There are several benefits to use some kind of source control:
- You can share your code easier with your colleagues, designers or clients. Or even with your other Mac, personally I have a Mac Pro and a Macbook Pro, but most of the times I use my Mac Pro, so when I switch to my laptop, I just check out the branch that I was working on and I continue the work where I was before.
- You can/should create separate branches for each feature/bug, this way it is easier to track the progress of each feature/bug and develop them separately.
- See who messed up. If you are working in a team, you can easily see with Xcode’s built in Blame feature to see who created the method which makes the app crash now.
- Awesome backup solution. In case of anything happens to your Mac’s hard drive or your Mac got stolen, it can save you a lot of troubles and headaches when you have your new awesome app in a repository.
There are a lot more reasons, why you should keep your source code in a repository, I just wanted to highlight some of them.
3. Align UI elements with shortcuts
Lot of people probably don’t know this feature. It is pretty hidden by default, so you either learnt it from someone else or found out by yourself accidentally. For me the it was the last case. I was using Xcode’s Interface Builder when I pressed my keyboard somewhere, which showed some weird numbers and arrows on my app’s view. I tried to locate that button again and found it luckily. That awesome key is the “Alt” key (or Option) on your Mac. Just select an UI item that you want to put into the right place and press the Alt key.
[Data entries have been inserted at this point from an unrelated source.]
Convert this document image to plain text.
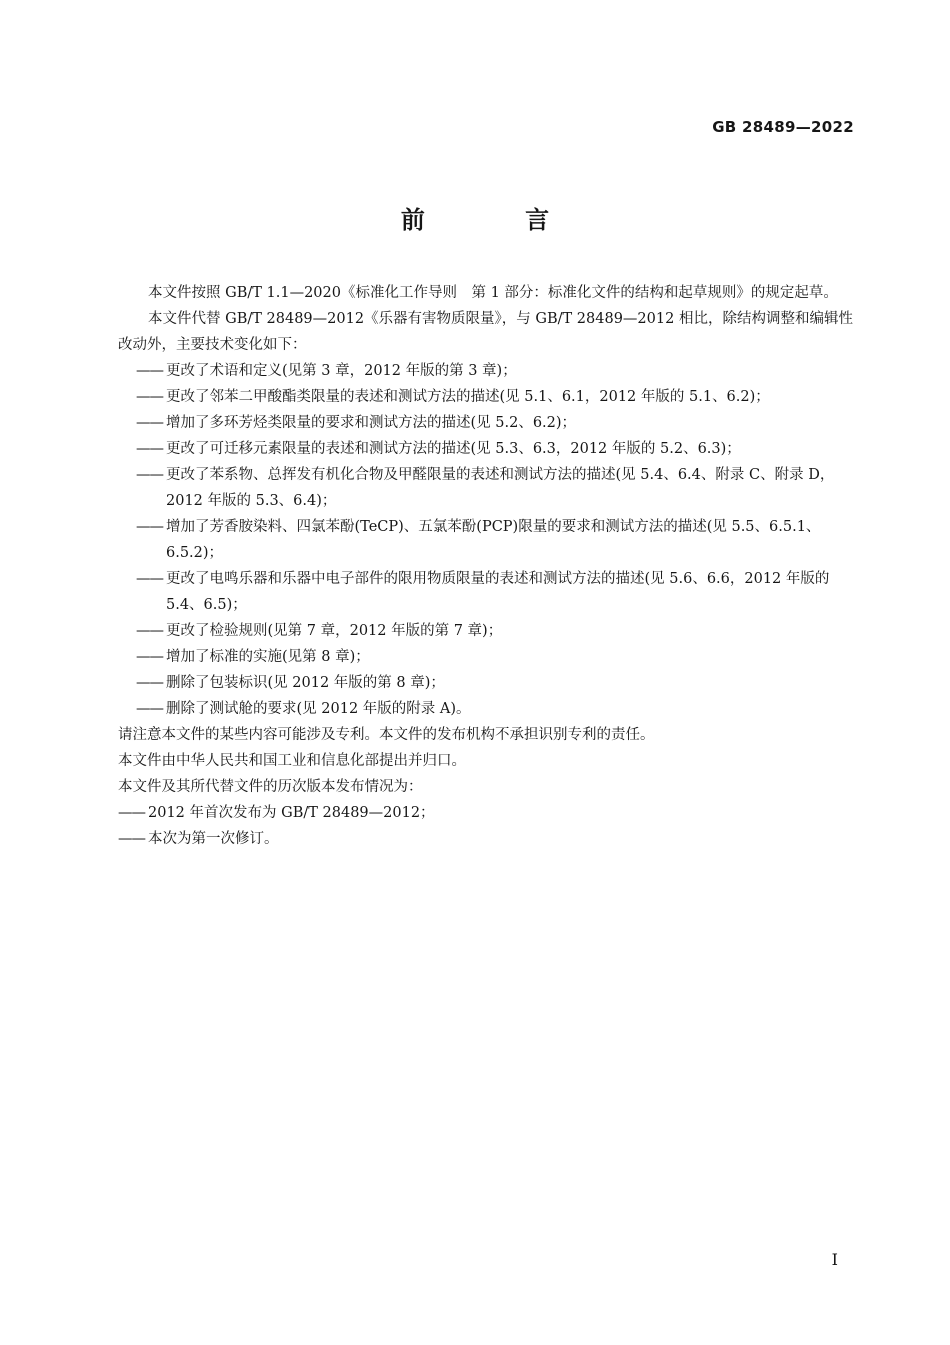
GB 28489—2022
前 言

本文件按照 GB/T 1.1—2020《标准化工作导则　第 1 部分：标准化文件的结构和起草规则》的规定起草。

本文件代替 GB/T 28489—2012《乐器有害物质限量》，与 GB/T 28489—2012 相比，除结构调整和编辑性改动外，主要技术变化如下：

—— 更改了术语和定义(见第 3 章，2012 年版的第 3 章)；
—— 更改了邻苯二甲酸酯类限量的表述和测试方法的描述(见 5.1、6.1，2012 年版的 5.1、6.2)；
—— 增加了多环芳烃类限量的要求和测试方法的描述(见 5.2、6.2)；
—— 更改了可迁移元素限量的表述和测试方法的描述(见 5.3、6.3，2012 年版的 5.2、6.3)；
—— 更改了苯系物、总挥发有机化合物及甲醛限量的表述和测试方法的描述(见 5.4、6.4、附录 C、附录 D，2012 年版的 5.3、6.4)；
—— 增加了芳香胺染料、四氯苯酚(TeCP)、五氯苯酚(PCP)限量的要求和测试方法的描述(见 5.5、6.5.1、6.5.2)；
—— 更改了电鸣乐器和乐器中电子部件的限用物质限量的表述和测试方法的描述(见 5.6、6.6，2012 年版的 5.4、6.5)；
—— 更改了检验规则(见第 7 章，2012 年版的第 7 章)；
—— 增加了标准的实施(见第 8 章)；
—— 删除了包装标识(见 2012 年版的第 8 章)；
—— 删除了测试舱的要求(见 2012 年版的附录 A)。

请注意本文件的某些内容可能涉及专利。本文件的发布机构不承担识别专利的责任。

本文件由中华人民共和国工业和信息化部提出并归口。

本文件及其所代替文件的历次版本发布情况为：

—— 2012 年首次发布为 GB/T 28489—2012；
—— 本次为第一次修订。
I
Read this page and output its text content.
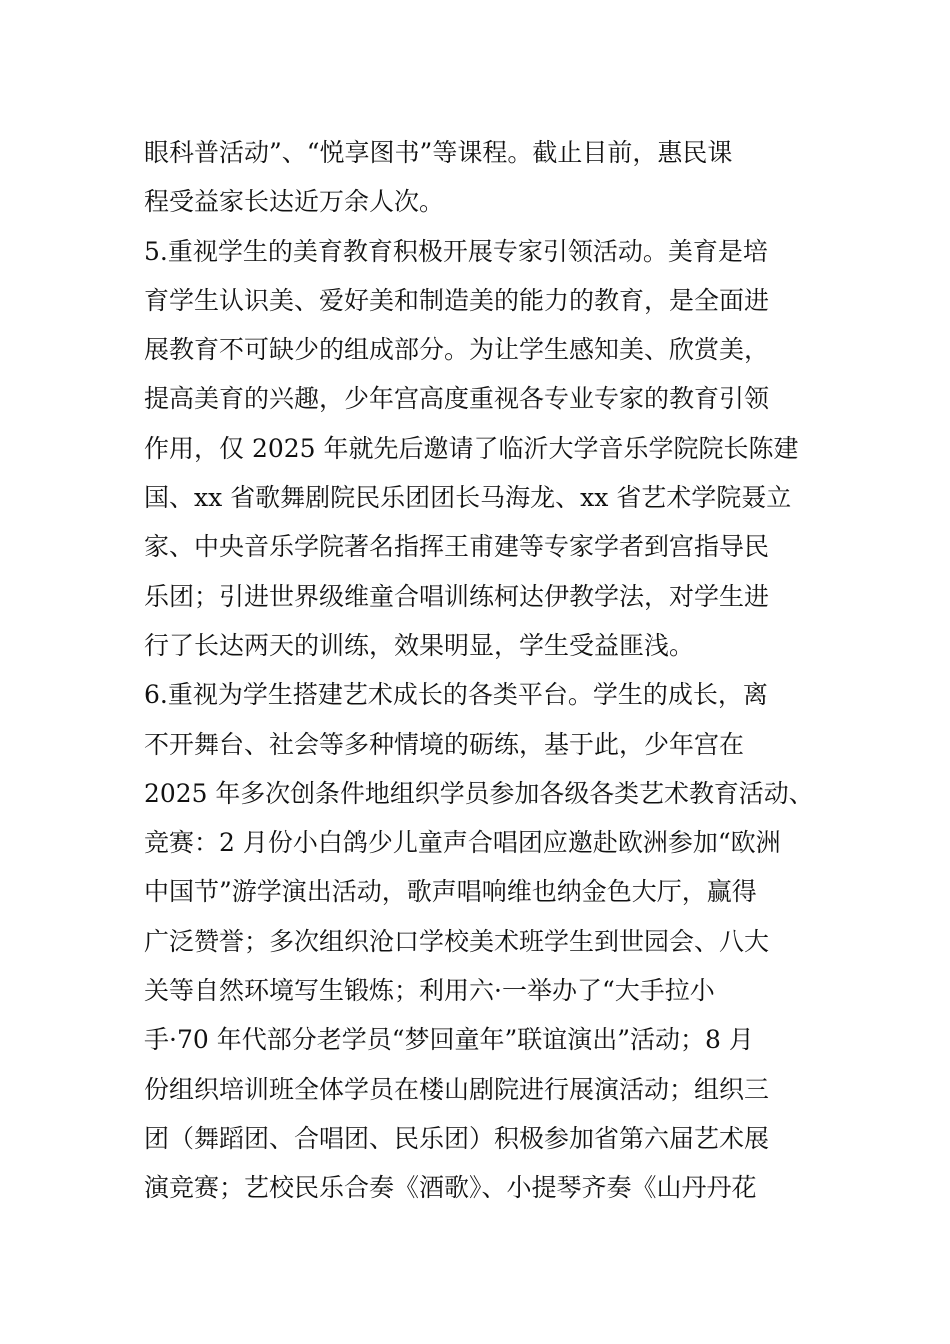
眼科普活动”、“悦享图书”等课程。截止目前，惠民课
程受益家长达近万余人次。
5.重视学生的美育教育积极开展专家引领活动。美育是培
育学生认识美、爱好美和制造美的能力的教育，是全面进
展教育不可缺少的组成部分。为让学生感知美、欣赏美，
提高美育的兴趣，少年宫高度重视各专业专家的教育引领
作用，仅 2025 年就先后邀请了临沂大学音乐学院院长陈建
国、xx 省歌舞剧院民乐团团长马海龙、xx 省艺术学院聂立
家、中央音乐学院著名指挥王甫建等专家学者到宫指导民
乐团；引进世界级维童合唱训练柯达伊教学法，对学生进
行了长达两天的训练，效果明显，学生受益匪浅。
6.重视为学生搭建艺术成长的各类平台。学生的成长，离
不开舞台、社会等多种情境的砺练，基于此，少年宫在
2025 年多次创条件地组织学员参加各级各类艺术教育活动、
竞赛：2 月份小白鸽少儿童声合唱团应邀赴欧洲参加“欧洲
中国节”游学演出活动，歌声唱响维也纳金色大厅，赢得
广泛赞誉；多次组织沧口学校美术班学生到世园会、八大
关等自然环境写生锻炼；利用六·一举办了“大手拉小
手·70 年代部分老学员“梦回童年”联谊演出”活动；8 月
份组织培训班全体学员在楼山剧院进行展演活动；组织三
团（舞蹈团、合唱团、民乐团）积极参加省第六届艺术展
演竞赛；艺校民乐合奏《酒歌》、小提琴齐奏《山丹丹花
Voila, it will show you how far that button is located from the left side of the screen or from the other elements.
When I’m aligning my UI elements I always use this technique. select the element I want to align, press Alt than using the arrow keys on my keyboard I align it to the right place. Simple and quick.
4. Write tests
Writing test cases, makes your app development and bug tracking time a lot faster. For example when you are creating a registration feature for your app, you wouldn’t want to launch the app every time you make some adjustments to it, to see if that worked or not, especially if your registration screen needs 5-6 taps and have 2 fields to be filled out. All of that can be executed with a separate test case, and see if your modification actually does something.
5. Write clear, reusable code
Read the title again and follow. You can save a lot of time by just creating methods or classes that can be reused in another project. Try to create general methods that can be used in many cases, so you don’t have to rewrite it again. A best example for this is using categories. Categories are extensions of already existing classes, for example you want to have a method for the UITextField class, that let’s you decide if the textfield contains anything or left empty. (I know this can be done by saying “textfield.length > 0” but it looks better and easier to understand if we say “[textfield isEmpty]” which returns a boolean).
That’s all folks now. Hope you gained some new knowledge and ready to use it in your own projects.